Quatrième livre de David Safier que je lis, et encore une fois, ce fut jubilatoire et drôlissime. Cette fois-ci, nous nous mettons dans la peau d’une vache et voyons la vie à travers ses yeux bovins. N’ayant connu que sa ferme et son pré, c’est non sans angoisse qu’elle s’aventure hors de son habitat – d’autant que d’après sa déesse, Naïa, il n’y a rien d’autre aux confins de l’horizon qu’un lac de lait. Mais, apprenant de la gueule d’un chat italien particulièrement malin qu’elle a sauvé d’un chien sacrément féroce, Old Dog (qui voudra sa revenge…) que tout le troupeau allait être vendu et tué pour servir de repas aux humains, elle décide, avec ses amies, de fuir malgré sa peur. Son objectif : l’Inde, le pays où les vaches sont vénérées.

David Safier réussit à nous mettre totalement dans la peau de Lolle, avec elle nous avons peur, nous rions, nous souffrons, parfois… Et nous nous posons des questions sur nous-mêmes, êtres humains, dont Lolle et ses amis ont une piètre opinion. Avec une originalité et un humour qui sont désormais la marque de fabrique de cet auteur, nous suivons le périple le plus ubuesque, drôle et palpitant de quatre vaches, un taureau et un chat. Une équipe de choc qui va souvent se perdre, ne pas forcément avoir de chance, mais qui est très attachante. Un livre parfait pour rire, se détendre, et voir le monde d’un autre oeil !

16/20

« Les fantômes d’Eden » de Patrick Bauwen, aux éditions Albin Michel, paru en octobre 2014

Synopsis

« Il était une fois en Floride,cinq ados partis à l’aventure. Ils vous feront rire. Pleurer. Frissonner. Mais ce qu’ils affronteront les changera à jamais. C’est sur ce crime que j’enquête … parce que le mort, C’EST MOI. »

C’est le premier roman de Patrick Bauwen que je lis, malgré le fait qu’il soit connu depuis un bout de temps. Il dit avoir été inspiré par Bernard Werber, mais heureusement, ses romans n’ont rien à voir avec ceux de son mentor.
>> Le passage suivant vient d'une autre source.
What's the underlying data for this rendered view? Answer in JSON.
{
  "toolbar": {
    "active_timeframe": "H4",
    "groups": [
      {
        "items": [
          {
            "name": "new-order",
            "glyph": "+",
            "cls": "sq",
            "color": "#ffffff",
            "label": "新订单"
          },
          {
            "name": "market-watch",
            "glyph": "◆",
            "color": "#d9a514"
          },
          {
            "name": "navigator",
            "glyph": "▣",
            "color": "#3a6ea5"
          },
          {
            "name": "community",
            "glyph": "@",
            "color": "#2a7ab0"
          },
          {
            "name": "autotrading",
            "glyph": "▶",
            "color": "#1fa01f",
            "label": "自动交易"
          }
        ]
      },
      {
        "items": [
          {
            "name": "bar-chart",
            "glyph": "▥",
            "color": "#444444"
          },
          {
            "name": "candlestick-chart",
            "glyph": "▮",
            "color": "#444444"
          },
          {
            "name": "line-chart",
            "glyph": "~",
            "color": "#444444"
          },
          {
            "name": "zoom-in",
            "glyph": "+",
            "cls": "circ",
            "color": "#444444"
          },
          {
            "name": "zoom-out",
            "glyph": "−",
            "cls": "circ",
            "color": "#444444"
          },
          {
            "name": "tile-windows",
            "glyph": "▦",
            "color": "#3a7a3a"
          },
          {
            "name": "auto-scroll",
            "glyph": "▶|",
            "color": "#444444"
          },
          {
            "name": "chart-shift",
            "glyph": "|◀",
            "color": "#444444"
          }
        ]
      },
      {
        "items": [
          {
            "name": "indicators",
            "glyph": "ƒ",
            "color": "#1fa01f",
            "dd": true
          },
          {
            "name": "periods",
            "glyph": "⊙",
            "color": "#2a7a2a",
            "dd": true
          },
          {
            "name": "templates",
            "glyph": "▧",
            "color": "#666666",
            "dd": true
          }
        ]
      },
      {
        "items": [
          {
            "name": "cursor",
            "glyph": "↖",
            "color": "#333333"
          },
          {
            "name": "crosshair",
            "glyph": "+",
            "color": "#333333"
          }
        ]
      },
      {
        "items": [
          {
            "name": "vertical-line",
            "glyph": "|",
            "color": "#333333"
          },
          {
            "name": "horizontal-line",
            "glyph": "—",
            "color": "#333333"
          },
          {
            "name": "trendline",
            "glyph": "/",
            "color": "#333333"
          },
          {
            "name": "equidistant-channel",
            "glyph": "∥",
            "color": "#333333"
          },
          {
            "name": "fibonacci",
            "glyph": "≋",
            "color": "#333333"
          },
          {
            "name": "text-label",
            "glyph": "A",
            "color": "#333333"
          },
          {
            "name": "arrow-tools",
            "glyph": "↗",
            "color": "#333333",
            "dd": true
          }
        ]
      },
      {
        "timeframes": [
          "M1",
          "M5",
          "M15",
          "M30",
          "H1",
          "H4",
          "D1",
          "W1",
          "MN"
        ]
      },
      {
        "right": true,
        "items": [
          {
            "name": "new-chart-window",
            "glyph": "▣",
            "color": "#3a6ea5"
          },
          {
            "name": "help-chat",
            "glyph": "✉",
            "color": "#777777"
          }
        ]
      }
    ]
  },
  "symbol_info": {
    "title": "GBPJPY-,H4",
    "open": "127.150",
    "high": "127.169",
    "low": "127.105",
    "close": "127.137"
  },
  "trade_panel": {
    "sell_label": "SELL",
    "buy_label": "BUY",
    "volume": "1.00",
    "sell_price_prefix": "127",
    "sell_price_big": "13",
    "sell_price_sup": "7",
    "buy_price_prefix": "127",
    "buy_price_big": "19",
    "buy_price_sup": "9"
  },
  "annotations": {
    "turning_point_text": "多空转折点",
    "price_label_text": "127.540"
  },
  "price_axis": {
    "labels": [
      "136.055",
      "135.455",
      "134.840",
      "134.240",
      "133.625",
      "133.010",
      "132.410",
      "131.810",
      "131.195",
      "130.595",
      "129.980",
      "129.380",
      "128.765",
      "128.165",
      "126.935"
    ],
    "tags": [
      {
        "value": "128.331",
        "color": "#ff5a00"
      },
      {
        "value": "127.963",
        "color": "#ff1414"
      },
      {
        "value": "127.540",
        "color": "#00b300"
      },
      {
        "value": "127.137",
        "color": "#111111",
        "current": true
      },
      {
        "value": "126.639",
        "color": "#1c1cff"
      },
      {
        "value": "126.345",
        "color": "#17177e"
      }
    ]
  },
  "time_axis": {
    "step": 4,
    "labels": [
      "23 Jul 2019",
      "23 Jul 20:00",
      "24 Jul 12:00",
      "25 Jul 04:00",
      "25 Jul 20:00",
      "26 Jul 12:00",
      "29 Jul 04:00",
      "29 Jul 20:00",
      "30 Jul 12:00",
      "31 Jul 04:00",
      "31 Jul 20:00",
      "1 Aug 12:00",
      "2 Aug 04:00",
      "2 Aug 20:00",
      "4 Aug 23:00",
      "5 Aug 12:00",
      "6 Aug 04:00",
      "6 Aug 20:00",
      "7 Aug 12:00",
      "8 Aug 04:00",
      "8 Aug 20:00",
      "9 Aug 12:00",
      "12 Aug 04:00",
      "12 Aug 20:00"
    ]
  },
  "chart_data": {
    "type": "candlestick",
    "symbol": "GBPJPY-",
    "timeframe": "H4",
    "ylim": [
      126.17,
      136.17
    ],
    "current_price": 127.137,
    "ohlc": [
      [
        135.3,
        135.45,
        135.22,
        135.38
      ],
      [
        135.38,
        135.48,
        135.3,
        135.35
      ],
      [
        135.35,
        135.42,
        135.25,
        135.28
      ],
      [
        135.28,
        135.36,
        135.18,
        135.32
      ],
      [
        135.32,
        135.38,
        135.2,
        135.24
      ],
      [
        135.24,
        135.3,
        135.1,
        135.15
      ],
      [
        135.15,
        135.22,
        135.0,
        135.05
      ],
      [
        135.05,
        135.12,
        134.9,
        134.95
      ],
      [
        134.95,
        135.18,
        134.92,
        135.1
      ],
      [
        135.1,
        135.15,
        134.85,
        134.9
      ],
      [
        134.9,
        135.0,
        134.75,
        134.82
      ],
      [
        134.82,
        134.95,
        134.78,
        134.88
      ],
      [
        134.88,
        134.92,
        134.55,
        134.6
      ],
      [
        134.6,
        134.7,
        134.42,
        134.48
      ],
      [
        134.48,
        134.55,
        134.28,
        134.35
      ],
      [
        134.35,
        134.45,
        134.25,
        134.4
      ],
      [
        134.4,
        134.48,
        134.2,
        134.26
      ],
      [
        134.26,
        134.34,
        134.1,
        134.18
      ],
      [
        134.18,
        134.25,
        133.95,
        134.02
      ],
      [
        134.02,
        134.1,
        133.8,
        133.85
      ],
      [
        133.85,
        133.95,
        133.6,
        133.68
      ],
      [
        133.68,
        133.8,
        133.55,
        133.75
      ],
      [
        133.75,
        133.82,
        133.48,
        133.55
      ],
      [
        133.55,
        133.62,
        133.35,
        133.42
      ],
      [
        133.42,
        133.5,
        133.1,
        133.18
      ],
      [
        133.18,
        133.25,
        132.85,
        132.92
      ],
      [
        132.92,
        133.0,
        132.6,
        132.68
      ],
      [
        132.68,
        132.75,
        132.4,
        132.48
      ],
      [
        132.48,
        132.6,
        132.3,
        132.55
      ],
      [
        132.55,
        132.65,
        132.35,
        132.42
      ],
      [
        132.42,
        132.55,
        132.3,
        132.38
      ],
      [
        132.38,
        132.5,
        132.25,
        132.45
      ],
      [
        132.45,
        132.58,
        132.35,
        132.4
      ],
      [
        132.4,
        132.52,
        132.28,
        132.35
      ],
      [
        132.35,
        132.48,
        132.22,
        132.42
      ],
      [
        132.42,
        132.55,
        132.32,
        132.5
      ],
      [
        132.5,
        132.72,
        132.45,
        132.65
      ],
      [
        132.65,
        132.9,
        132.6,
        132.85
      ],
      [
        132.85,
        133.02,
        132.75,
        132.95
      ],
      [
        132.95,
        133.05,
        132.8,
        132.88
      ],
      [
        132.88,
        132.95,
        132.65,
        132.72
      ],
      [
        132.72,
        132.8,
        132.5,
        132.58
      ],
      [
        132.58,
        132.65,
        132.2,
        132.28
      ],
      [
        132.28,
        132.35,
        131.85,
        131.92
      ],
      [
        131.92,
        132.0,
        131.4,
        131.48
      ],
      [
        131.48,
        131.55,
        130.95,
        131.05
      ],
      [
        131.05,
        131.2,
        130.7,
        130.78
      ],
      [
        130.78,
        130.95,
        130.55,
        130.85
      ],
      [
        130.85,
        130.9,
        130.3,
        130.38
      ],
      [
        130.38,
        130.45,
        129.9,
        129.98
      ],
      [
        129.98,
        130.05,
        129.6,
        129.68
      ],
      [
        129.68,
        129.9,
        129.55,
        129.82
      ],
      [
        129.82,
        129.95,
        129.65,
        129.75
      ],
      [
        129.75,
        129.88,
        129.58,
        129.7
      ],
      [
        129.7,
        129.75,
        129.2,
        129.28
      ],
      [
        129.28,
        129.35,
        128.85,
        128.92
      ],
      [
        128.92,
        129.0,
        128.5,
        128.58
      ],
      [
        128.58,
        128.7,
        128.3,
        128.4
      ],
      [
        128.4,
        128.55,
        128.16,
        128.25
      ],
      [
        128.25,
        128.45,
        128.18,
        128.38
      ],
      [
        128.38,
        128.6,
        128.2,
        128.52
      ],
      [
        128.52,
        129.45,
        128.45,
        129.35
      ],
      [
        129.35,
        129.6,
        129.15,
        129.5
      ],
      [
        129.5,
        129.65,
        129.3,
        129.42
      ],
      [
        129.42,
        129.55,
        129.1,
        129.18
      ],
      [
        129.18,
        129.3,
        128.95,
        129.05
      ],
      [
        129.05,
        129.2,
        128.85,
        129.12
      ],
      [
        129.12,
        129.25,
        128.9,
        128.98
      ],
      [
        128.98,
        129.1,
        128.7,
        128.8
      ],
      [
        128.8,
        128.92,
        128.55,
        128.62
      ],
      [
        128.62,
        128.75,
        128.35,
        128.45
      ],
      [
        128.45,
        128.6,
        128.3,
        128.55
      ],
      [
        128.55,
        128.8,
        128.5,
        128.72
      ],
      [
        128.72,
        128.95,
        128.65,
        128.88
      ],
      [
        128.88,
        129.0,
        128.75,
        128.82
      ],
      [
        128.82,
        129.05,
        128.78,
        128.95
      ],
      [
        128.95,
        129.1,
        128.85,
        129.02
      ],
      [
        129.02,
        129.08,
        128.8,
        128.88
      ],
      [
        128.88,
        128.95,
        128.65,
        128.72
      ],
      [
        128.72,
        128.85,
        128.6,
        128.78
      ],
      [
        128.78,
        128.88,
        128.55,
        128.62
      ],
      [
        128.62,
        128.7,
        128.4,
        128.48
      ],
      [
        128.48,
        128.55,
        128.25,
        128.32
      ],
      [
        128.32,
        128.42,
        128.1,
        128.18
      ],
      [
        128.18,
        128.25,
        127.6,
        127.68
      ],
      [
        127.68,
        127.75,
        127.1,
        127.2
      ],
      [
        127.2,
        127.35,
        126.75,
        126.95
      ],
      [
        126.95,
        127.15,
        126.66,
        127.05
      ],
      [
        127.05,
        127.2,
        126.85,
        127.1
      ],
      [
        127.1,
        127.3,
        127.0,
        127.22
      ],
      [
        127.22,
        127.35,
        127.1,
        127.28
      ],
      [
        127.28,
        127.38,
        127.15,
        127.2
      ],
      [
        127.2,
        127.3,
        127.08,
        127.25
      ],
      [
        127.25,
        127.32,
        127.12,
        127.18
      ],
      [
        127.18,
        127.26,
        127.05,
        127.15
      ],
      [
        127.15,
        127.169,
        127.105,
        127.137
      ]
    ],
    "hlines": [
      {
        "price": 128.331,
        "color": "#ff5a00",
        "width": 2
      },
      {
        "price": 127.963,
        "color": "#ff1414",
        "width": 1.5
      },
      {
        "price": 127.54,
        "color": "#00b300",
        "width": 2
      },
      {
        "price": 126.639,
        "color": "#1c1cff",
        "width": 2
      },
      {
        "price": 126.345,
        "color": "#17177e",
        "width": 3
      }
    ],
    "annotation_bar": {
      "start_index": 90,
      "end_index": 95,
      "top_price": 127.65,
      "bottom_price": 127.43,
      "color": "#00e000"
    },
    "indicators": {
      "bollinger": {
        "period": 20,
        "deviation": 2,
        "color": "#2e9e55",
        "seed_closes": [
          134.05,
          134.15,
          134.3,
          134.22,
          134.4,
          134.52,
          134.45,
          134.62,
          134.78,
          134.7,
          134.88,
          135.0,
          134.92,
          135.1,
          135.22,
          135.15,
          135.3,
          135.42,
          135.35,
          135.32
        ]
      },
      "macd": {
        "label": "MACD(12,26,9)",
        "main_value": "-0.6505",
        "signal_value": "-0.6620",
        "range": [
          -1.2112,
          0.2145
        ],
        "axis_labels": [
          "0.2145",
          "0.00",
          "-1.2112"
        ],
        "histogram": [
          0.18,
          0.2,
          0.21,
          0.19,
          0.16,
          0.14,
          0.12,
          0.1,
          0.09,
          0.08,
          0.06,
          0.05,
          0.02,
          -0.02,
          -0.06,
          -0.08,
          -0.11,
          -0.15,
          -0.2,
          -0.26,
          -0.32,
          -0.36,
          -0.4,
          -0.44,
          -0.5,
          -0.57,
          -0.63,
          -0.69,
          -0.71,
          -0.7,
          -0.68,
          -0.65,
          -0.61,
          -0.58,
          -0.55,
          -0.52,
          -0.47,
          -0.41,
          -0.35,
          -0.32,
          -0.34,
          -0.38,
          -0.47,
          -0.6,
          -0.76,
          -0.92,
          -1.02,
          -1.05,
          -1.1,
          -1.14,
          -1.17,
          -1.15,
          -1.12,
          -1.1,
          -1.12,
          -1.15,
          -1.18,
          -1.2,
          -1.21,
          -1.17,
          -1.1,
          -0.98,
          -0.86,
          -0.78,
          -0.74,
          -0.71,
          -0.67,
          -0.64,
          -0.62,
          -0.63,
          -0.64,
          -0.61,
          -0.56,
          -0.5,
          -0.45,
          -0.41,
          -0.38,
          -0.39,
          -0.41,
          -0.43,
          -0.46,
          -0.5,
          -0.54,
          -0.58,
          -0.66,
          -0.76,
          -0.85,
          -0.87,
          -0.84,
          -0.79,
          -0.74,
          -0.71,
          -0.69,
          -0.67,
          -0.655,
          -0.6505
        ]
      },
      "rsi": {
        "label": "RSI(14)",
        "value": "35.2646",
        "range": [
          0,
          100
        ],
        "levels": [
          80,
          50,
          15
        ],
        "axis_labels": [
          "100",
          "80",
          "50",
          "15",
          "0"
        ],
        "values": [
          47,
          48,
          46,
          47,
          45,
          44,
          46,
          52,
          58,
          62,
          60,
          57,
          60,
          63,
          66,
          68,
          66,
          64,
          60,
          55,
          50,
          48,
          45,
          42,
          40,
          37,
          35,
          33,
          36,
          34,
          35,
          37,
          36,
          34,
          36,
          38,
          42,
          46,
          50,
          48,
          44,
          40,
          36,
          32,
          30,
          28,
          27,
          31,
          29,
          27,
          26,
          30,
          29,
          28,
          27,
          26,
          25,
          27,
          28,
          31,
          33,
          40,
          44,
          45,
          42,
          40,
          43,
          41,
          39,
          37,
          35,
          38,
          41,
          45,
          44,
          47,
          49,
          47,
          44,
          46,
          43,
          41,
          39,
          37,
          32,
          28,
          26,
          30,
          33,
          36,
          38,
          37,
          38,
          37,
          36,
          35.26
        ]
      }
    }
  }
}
J’ai donc commencé par découvrir cet auteur par le dernier livre qu’il a publié il y a peu de temps ; d’ailleurs, le héros de l’histoire, Paul Becker, jouait déjà un rôle dans l’un de ses précédents romans, « Monster ».

Paul Becker traverse une mauvaise passe ; divorce, affaires périclitantes, il noie son chagrin dans la nourriture et devient obèse. Après un infarctus, il décide de reprendre sa vie en main et part loin afin de se remettre de sa dépression et de retrouver la forme. Au bout d’un an, il annonce à ses proches amis qu’il revient ; or, c’est justement à ce moment-là qu’un de ses amis, rencontré lors de son voyage et lui ressemblant physiquement avant son amaigrissement, se fait assassiner sous ses yeux… Commence alors la traque de l’homme qui a pensé l’avoir tué.

Alternant le récit des frasques de son adolescence, avec ses proches amis qui le sont toujours présentement, et celui de la chasse à l’homme qu’il livre avec ardeur – les deux récits finiront d’ailleurs par s’entremêler, le suspense est bel et bien omniprésent. Les fausses pistes, les doutes quant à la loyauté de ses proches, des histoires surnaturelles qui ne le sont pas tant que ça… Tous ces mystères qui trouvent leurs réponses à la fin du livre font de ce roman un très bon page turner, à la narration agréable.